Jenny Schmitt is a professional unstucker at CloudSpark, an award-winning communications strategy company based in Atlanta.  She can be found on Twitter (@cloudspark), on LinkedIn, or reached via email at jschmitt(at)cloudspark(dot)com.

Written By Kellye Crane
Kellye Crane is the founder of Solo PR Pro, which provides the tools, education, advocacy and community resources needed for indies to succeed and grow. She's a veteran and award-winning communicator with more than 20 years of experience - 19 of them solo.

6 Comments

  1. Thanks for your guest post, Jenny. I'm a *huge* packrat, but I think this is more a function of my OCD than some kind of best practice. I have had occasions where I go back to super-old files/emails to find a contact name, or I reference an ancient plan to see how we handled something similar to a current situation. This has only reinforced my packrat ways!
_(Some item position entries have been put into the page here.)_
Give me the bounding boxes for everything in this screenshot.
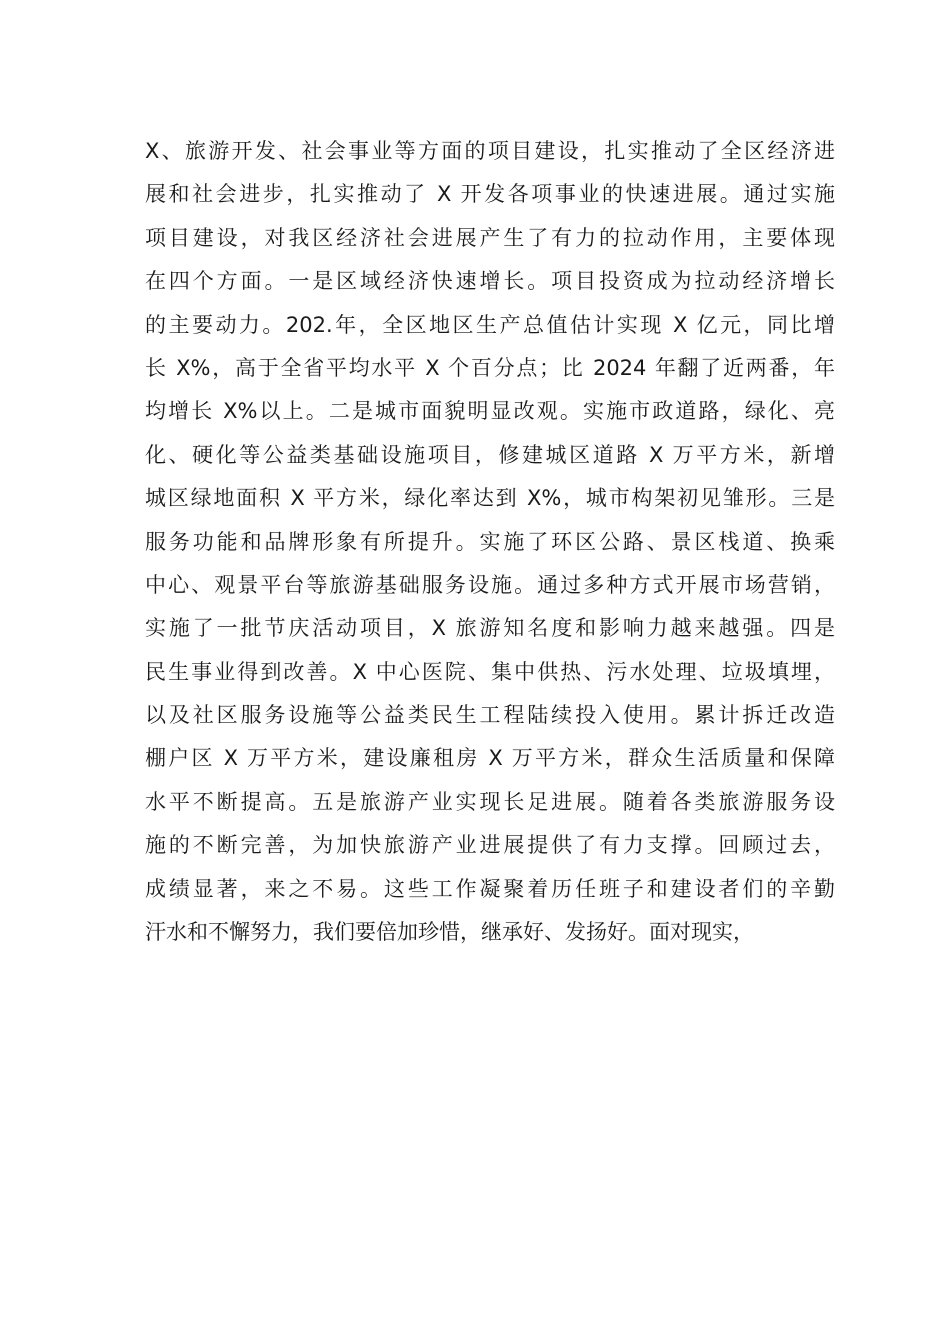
text-line-10: 服务功能和品牌形象有所提升。实施了环区公路、景区栈道、换乘 bbox=[145, 529, 835, 554]
text-line-4: 在四个方面。一是区域经济快速增长。项目投资成为拉动经济增长 bbox=[145, 269, 835, 294]
text-line-9: 城区绿地面积 X 平方米，绿化率达到 X%，城市构架初见雏形。三是 bbox=[145, 486, 835, 511]
text-line-5: 的主要动力。202.年，全区地区生产总值估计实现 X 亿元，同比增 bbox=[145, 312, 835, 337]
body-paragraph bbox=[145, 130, 835, 954]
text-line-7: 均增长 X%以上。二是城市面貌明显改观。实施市政道路，绿化、亮 bbox=[145, 399, 835, 424]
text-line-16: 水平不断提高。五是旅游产业实现长足进展。随着各类旅游服务设 bbox=[145, 789, 835, 814]
text-line-19: 汗水和不懈努力，我们要倍加珍惜，继承好、发扬好。面对现实， bbox=[145, 920, 754, 945]
text-line-3: 项目建设，对我区经济社会进展产生了有力的拉动作用，主要体现 bbox=[145, 225, 835, 250]
text-line-6: 长 X%，高于全省平均水平 X 个百分点；比 2024 年翻了近两番，年 bbox=[145, 355, 835, 380]
text-line-15: 棚户区 X 万平方米，建设廉租房 X 万平方米，群众生活质量和保障 bbox=[145, 746, 835, 771]
text-line-11: 中心、观景平台等旅游基础服务设施。通过多种方式开展市场营销， bbox=[145, 572, 835, 597]
text-line-2: 展和社会进步，扎实推动了 X 开发各项事业的快速进展。通过实施 bbox=[145, 182, 835, 207]
text-line-14: 以及社区服务设施等公益类民生工程陆续投入使用。累计拆迁改造 bbox=[145, 703, 835, 728]
text-line-8: 化、硬化等公益类基础设施项目，修建城区道路 X 万平方米，新增 bbox=[145, 442, 835, 467]
text-line-18: 成绩显著，来之不易。这些工作凝聚着历任班子和建设者们的辛勤 bbox=[145, 876, 835, 901]
text-line-12: 实施了一批节庆活动项目，X 旅游知名度和影响力越来越强。四是 bbox=[145, 616, 835, 641]
text-line-13: 民生事业得到改善。X 中心医院、集中供热、污水处理、垃圾填埋， bbox=[145, 659, 835, 684]
text-line-17: 施的不断完善，为加快旅游产业进展提供了有力支撑。回顾过去， bbox=[145, 833, 835, 858]
text-line-1: X、旅游开发、社会事业等方面的项目建设，扎实推动了全区经济进 bbox=[145, 139, 835, 163]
    Sounds like you've established a great system, so perhaps there's hope for me yet. 🙂

  2. This was a great article because it doesn't just apply to PR folks! I'm a business consultant and I can honestly say that sometimes I hold on to just too much stuff. It's not intentional but somedays I just look around my office and ask myself why I hold on to this material for so long. Great food for thought here and I will def have to go through all my http://www.financiallydigital…. stuff to see what can be chucked today – epsecially on a great snow day like this!

  3. Great post, Jenny. When it comes to saving old e-mails, notebooks, to-do lists, etc. My theory is I'd rather be safe than sorry. I think part of the reason people hold on to old material is they never know if they will need it again. However, I think everyone should do a little yearly “spring cleaning” and make sure the stuff they are holding onto is actually relevant..

  4. Nice idea to take advantage of unplanned downtime (snowday)!

  5. I definitely suffer from the “what if I might need it” affliction. But an annual culling is a great idea.

  6. Nice post! I admit to being a bit of a packrat. I usually get caught up doing the work, so I just file finished projects and keep going. It’s not until the papers start to pile up that I go through a round of purging. I am a little better about deleting emails within a few months of something I’ve written being published.